Why does Wikipedia use Latin letters ?[edit]

I have been thinking about this for the last few hours while I read Wikipedia it is a fluke of nature that our world has chosen to use these symbols to convey meaning as they are completely arbitrary I cannot stop looking at the words and letters and it seems like they have their own style or character but when I think about it in these terms it becomes so alien and strange. How did it come to be that people and languages the world over write with Latin letters? Has the english wikipedia considered to employ another system of writing or sound? technical restrictions 01 00:00, 21 July 2022 (UTC)[reply]

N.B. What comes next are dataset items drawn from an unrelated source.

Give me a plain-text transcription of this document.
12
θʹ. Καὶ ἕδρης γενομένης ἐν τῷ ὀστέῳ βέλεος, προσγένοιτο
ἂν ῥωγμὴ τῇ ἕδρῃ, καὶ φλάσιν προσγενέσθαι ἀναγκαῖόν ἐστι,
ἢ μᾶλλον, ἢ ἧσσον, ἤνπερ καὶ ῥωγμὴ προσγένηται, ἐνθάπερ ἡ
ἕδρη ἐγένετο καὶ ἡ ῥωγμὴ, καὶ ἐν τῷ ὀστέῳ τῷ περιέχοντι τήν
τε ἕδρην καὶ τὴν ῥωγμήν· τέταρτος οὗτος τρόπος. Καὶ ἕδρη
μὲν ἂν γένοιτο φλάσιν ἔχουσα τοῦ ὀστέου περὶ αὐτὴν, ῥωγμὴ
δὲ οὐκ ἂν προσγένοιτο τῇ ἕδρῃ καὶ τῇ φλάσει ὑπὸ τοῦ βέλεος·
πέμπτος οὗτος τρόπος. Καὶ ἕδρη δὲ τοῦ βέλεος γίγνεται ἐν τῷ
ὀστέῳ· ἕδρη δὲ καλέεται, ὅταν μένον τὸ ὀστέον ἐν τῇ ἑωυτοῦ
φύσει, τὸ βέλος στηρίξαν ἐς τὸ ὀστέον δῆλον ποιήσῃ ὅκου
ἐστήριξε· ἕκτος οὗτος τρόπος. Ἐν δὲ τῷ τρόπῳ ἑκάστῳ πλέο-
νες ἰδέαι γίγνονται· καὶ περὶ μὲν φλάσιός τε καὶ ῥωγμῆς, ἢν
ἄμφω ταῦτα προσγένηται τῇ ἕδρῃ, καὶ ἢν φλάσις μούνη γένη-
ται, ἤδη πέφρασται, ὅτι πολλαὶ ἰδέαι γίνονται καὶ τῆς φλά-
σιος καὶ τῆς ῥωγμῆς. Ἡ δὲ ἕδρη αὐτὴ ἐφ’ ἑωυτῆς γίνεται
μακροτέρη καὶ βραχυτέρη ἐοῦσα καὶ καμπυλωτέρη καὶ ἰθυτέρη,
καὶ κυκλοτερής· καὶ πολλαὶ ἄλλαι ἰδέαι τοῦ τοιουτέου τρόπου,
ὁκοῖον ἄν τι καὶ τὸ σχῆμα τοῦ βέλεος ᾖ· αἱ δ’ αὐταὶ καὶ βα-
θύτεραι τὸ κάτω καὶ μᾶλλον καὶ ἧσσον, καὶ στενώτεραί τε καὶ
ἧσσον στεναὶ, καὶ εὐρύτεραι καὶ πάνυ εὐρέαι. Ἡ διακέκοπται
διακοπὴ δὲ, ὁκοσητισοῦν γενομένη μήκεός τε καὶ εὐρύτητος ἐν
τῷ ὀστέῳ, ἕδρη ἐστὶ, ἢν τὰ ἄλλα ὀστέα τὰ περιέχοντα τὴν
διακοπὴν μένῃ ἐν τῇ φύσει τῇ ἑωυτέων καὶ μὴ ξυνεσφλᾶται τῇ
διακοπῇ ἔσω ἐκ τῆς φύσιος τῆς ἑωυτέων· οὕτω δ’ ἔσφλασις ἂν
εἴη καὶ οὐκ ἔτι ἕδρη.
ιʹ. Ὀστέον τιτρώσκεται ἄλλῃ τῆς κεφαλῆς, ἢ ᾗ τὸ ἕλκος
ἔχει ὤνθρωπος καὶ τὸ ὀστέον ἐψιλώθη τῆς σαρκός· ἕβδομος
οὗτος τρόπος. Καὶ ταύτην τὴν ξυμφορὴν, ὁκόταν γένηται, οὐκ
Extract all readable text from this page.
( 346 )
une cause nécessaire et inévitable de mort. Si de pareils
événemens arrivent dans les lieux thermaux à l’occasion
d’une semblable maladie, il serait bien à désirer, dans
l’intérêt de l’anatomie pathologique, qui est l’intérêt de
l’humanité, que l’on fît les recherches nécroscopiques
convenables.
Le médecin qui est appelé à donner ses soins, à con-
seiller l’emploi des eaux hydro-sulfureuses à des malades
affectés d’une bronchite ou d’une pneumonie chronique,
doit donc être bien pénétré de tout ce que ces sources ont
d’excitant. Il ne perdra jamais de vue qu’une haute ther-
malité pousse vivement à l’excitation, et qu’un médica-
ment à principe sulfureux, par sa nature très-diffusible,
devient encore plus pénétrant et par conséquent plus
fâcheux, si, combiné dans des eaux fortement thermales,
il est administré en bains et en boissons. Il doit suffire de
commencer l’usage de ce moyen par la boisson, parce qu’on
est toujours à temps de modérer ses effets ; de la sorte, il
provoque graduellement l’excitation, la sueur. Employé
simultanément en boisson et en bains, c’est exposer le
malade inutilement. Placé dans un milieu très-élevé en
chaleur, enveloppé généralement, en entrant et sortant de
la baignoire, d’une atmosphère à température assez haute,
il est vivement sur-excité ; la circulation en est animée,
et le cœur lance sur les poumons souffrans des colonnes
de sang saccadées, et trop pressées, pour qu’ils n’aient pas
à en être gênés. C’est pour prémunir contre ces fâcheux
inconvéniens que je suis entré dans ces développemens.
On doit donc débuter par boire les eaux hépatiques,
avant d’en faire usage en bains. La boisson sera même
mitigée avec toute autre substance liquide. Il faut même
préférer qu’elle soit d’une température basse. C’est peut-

English Wikipedia uses the Roman alphabet for the same reason the Russian Wikipedia uses the Cyrillic alphabet. --<-Baseball Bugs ^{What's up, Doc?} carrots-> 01:43, 21 July 2022 (UTC)[reply]

We have an article on that: History of the alphabet. --Amble (talk) 02:22, 21 July 2022 (UTC)[reply]

Technicalrestrictions01 -- Defamiliarization can sometimes be personally interesting, but the English language has almost always been written with the Latin alphabet (with very marginal intermittent exceptions) since about 800 A.D., so why would this change at Wikipedia? The only other predominant writing system for English was Anglo-Saxon runes before about 800 A.D., but that was only used for short inscriptions (not for extended literary texts)... AnonMoos (talk) 05:36, 21 July 2022 (UTC)[reply]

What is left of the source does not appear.